Kudos to Mr. Southwest for his work on this. He found thirty-eight passages from Obama speeches delivered in 2005 or 2006 that appear virtually word for word as ordinary text in Audacity. The first example comes from a speech Obama gave on October 25, 2005:
… those who work in the field know what reforms really work: a more challenging and rigorous curriculum with emphasis on math, science, and literacy skills. Longer hours and more days to give kids the time and attention they need to learn.
This second excerpt comes from Audacity:
And in fact we already have hard evidence of reforms that work: a more challenging and rigorous curriculum with emphasis on math, science, and literacy skills; longer hours and more days to give children the time and sustained attention they need to learn.
By June 2006, with a deadline imminent, Obama appears to have been either inserting whole speeches word for word into the manuscript or lifting passages from the manuscript to use as speeches. The first example comes from a June 28, 2006, speech:
Indeed, the single biggest “gap” in party affiliation among white Americans today is not between men and women, or those who reside in so-called Red States and those who reside in Blue, but between those who attend church regularly and those who don’t.
This second excerpt comes from Audacity:
The single biggest gap in party affiliation among white Americans is not between men and women, or between those who reside in so-called red states and those who reside in blue states, but between those who attend church regularly and those who don’t.
Of course, all that this proves is that whoever wrote Obama’s speeches wr
ote large sections of Audacity, perhaps all of it, and this is an issue only if someone other than Obama wrote his speeches. As we are seeing, though, illusions of genius are not easily sustainable. When senior editor Rachel Klayman of Crown pulled Dreams from the vaults and put it back into circulation, she unknowingly set in motion a series of compounding untruths, beginning with the foundational myth that Obama is a literary lion. To sustain that myth, Obama’s enablers had to make us believe that he also wrote Audacity by himself, as well as most of his speeches, staying up until the wee hours each night to do so.
The public flowering of Favreau after Obama’s election to the presidency—the Washington Post first discovered him and his laptop in a D.C. Starbucks—complicated this scenario. So lost in Obama worship was British writer Jonathan Raban that he confessed to being “disconcerted” to learn that Obama used speechwriters at all. He felt even more “let down” when he discovered that the Philadelphia “More Perfect Union” speech was “a joint Obama/Favreau production.”

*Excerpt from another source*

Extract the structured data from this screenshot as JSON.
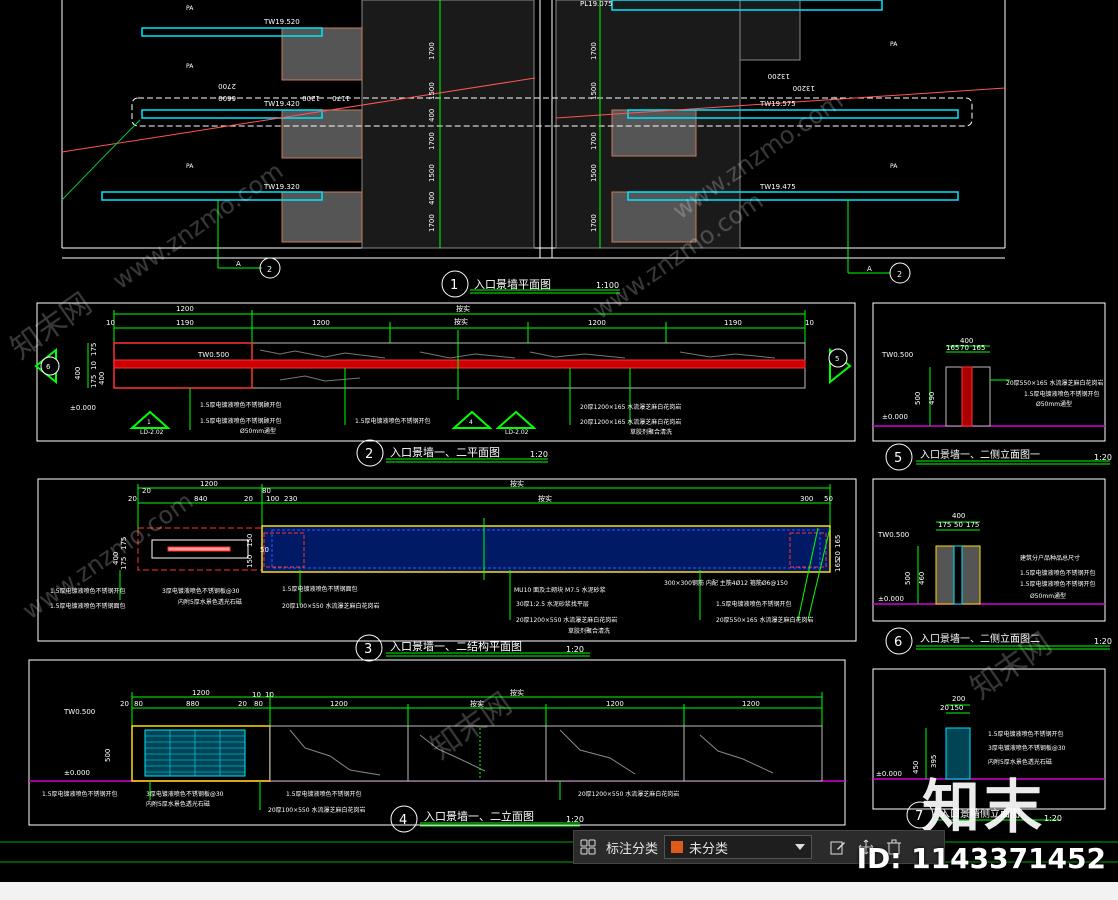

Of the thirty-eight speech passages from 2005 to 2006 that found their way into Audacity, the Obama faithful are forced to believe that Obama wrote all of them. If he did not, then he did not write Audacity by himself, and if he lied about that, then he was also capable of lying about his unique authorship of Dreams. It seems much more likely that Favreau wrote most of these speeches, if not all. Yes, Obama may have dictated his thoughts or written down notes in longhand, but why would he not have given those notes to his gifted, government-issue speechwriter to put into prose?
Here is what I believe happened. Obama knew he had a problem on his hands when Dreams was republished in 2004. He recruited Ayers to write the distinctly postmodernist preface to the 2004 edition, but once he was elected to the U.S. Senate they both knew that Ayers was poison. To achieve continuity, Ayers was asked to write the prologue to Audacity and the final pages of the epilogue, but no more.